From everything I’ve heard, even while trying to ignore the story, Richard Heene sounds like a flake. And that’s okay. The world is full of flakes and mischievous little boys. Still no story, not even after I heard the family had been on the reality show “Wife Swap.” I just wrote Heene off as a bigger flake. Don’t know how a flaky amateur scientist supports his family, aside from getting on reality shows, but …
Still, in the back of my mind, the idea finally began to gel. The guy likes publicity, being in the spotlight, having the cameras on him, and maybe getting paid for it. He’s been featured on local television in the past, as a storm chaser (cool) who takes his wife and kids with him (not so cool) and also in a magazine article.
Then during a national TV interview (more publicity!), little Falcon made some comment about hiding because they were doing “a show.” Normal people wouldn’t assign much importance to the comments of a shy 6-year-old, and I didn’t, but the media went predictably nuts (more nuts) over it.
What really got to me though, what really marked the parents as … uh … hmm … irresponsible were the two back-to-back national interviews (I just saw clips) where Falcon clearly wasn’t feeling at all well and in the second interview, actually vomited. As the two interviews proceeded, neither parent had more than a few words of concern for the sick child and neither left nor ended the interviews to care for him. (Just hand him a plastic bowl. The show must go on!) A TV interview is more important to you than your sick child? You two “parents” are the sick ones!

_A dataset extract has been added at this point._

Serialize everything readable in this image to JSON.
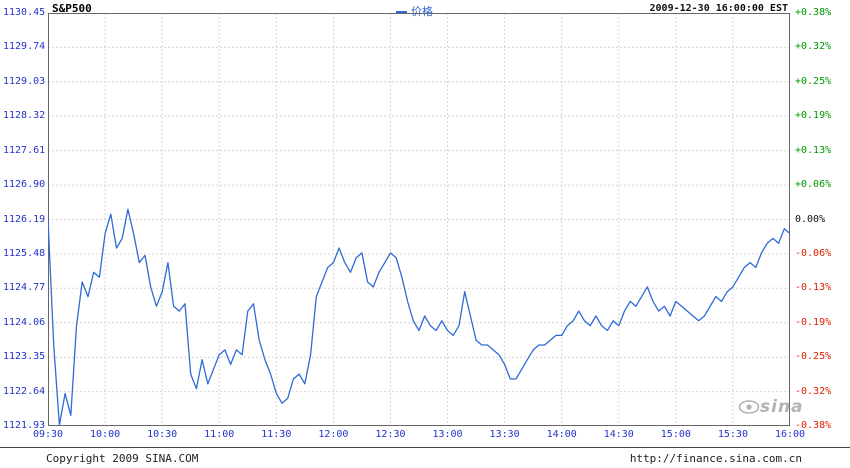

To that, add the amateur video footage of Heene and his wife on the scene when the balloon was released, despite his earlier statement that both were inside. Add the fact that before calling 9-1-1, Heene called (a) the FAA to warn them the balloon was aloft, and (b) a local TV station, so they could aid in the search with their helicopter. Uh huh. Yep, that’s what he did.
Ladies and gentlemen, I confess that despite my best efforts, I have finally been sucked into the media vortex of suspicion that something’s rotten in Denmark … er … Fort Collins, Colo. I sleep better knowing the authorities — including child services — are still investigating.